In the fall of 2005, for five balmy Honolulu days, a group of thirty individuals representing students, faculty, staff, administrators, trustees and parents, gathered to talk about improving Hawaii's top private school's physical environment. The Panahou's School ground's were already gorgeous, classrooms full of windows and lit by sunshine and many of the buildings historically significant, but this group gathered to discuss a deeper way to improve the school's environment; they were to define sustainability and come up with suggestions on implementation of a Sustainability Initiative. The group pondered long and came up with the following broad definition of sustainability:




Sustainability is...


  • A world that continually maintains and improves the human condition, without negatively impacting future generations.

  • A world populated by people who recognize that there are natural limits to resources, and who are mindful of the interconnectedness of things.

  • A world that carefully attends to its environmental, social, economic, cultural, and intellectual resources, and that continuously advances learning and ideas.


The 3,7000 student K-12 school is openly centered on the belief that each child can make a difference in the world. And even though this "difference" made by each child is not limited to learning to live sustainably, a solid green-based philosophy makes sense.

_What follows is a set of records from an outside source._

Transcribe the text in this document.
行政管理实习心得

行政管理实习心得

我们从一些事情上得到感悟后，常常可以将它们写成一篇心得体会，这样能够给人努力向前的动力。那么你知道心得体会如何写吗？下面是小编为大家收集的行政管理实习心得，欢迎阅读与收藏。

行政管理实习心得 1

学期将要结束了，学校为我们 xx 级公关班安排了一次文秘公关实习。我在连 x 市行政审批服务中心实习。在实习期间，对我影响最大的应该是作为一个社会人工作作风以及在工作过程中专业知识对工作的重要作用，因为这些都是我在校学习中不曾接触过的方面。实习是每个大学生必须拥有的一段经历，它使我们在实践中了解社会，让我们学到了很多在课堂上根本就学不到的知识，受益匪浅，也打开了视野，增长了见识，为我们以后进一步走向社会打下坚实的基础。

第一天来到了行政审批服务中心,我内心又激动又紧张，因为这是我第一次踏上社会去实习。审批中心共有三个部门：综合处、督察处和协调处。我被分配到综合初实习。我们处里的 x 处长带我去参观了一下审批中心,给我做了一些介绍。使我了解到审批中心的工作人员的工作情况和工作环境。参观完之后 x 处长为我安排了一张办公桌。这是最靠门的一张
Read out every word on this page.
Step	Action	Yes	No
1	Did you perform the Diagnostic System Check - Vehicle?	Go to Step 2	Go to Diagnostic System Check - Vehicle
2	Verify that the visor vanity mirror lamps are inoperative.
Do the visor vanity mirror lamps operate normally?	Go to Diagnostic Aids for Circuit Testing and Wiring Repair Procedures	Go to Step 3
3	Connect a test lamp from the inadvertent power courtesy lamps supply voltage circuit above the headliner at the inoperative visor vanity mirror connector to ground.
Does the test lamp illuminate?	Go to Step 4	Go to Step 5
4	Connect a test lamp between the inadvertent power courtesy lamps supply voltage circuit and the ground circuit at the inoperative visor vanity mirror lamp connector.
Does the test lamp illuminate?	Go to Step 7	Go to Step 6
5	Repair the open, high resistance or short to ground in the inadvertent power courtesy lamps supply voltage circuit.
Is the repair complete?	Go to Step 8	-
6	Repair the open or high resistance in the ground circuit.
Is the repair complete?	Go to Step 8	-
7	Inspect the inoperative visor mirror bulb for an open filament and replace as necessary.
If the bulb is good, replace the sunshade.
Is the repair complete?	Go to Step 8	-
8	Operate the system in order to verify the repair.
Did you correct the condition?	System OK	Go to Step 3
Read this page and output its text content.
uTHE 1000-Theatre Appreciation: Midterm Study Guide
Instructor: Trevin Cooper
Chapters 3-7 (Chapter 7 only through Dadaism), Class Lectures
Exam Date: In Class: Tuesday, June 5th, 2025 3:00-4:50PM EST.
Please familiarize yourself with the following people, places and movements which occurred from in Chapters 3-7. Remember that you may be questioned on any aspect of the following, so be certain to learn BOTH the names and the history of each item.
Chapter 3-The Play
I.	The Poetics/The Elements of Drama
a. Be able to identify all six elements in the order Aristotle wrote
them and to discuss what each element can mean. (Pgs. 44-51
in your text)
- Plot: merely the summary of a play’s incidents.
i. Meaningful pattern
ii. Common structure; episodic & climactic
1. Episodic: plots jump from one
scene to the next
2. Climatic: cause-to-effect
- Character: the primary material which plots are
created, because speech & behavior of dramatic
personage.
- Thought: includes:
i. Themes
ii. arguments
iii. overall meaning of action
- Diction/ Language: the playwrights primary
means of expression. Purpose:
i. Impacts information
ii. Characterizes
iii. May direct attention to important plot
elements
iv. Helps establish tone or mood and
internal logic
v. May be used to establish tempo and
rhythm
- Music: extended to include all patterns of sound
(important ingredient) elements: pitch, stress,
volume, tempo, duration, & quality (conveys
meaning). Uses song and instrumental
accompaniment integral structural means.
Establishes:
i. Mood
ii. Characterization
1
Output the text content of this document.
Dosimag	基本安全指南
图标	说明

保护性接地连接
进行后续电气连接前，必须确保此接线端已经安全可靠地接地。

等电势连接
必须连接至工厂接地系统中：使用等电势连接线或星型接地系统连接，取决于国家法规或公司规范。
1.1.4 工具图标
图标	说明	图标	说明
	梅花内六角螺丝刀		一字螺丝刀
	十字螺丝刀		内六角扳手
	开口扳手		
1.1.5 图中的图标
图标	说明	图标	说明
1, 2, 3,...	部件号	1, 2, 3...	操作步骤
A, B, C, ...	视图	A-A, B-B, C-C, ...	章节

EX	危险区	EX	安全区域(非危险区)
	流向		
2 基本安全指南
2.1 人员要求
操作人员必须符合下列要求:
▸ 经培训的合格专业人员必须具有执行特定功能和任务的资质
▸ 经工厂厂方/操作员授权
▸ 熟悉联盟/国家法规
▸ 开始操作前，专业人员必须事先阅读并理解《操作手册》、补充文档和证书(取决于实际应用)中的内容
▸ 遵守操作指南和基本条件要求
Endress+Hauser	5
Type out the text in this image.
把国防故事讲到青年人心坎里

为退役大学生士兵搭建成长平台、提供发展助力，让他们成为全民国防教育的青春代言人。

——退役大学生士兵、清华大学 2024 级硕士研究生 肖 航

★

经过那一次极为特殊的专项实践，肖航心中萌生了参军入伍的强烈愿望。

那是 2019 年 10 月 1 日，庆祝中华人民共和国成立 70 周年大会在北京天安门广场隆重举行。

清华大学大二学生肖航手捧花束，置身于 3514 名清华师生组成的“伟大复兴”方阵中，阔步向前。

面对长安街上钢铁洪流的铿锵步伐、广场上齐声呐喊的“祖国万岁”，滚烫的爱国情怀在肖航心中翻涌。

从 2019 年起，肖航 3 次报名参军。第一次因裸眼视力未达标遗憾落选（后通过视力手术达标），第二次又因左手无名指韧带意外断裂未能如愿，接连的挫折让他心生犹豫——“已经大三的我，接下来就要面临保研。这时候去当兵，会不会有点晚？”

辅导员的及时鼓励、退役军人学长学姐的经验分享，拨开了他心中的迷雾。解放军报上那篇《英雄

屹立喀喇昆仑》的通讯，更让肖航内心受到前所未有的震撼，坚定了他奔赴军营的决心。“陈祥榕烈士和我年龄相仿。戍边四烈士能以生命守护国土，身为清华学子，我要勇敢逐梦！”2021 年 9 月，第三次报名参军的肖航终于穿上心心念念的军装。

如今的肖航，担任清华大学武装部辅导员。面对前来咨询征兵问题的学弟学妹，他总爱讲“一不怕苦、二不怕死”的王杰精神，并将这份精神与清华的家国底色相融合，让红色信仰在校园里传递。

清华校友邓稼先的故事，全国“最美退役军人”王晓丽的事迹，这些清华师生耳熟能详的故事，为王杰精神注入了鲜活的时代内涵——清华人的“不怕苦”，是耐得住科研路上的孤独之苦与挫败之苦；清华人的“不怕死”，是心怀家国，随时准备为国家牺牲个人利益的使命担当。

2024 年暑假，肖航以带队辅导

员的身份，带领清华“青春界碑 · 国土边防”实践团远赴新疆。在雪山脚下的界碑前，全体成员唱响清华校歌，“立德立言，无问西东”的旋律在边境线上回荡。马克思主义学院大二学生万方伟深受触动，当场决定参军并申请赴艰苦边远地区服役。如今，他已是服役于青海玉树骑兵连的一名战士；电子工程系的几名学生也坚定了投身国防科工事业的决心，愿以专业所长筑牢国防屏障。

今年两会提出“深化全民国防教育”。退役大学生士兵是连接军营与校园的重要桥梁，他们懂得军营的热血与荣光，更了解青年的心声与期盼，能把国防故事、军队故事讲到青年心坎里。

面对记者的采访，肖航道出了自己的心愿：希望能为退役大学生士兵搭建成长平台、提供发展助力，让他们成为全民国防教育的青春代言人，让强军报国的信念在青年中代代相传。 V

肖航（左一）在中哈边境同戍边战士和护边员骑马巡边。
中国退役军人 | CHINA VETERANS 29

In 2006 the Panahou School was rated as the #1 Green School in the United States by National Geographic. This success seems to have only fueled the school's desire to continue with their sustainability plan that extends to 2016. The long term plan includes improvement in student's meals; students are offered locally grown, organic Food, and reduction in paper use to move to more digitized school work.


This school certainly has the financial means to make all these plans a reality. They are a large school, and a model of what many other schools could be doing to improve the environment their students move in.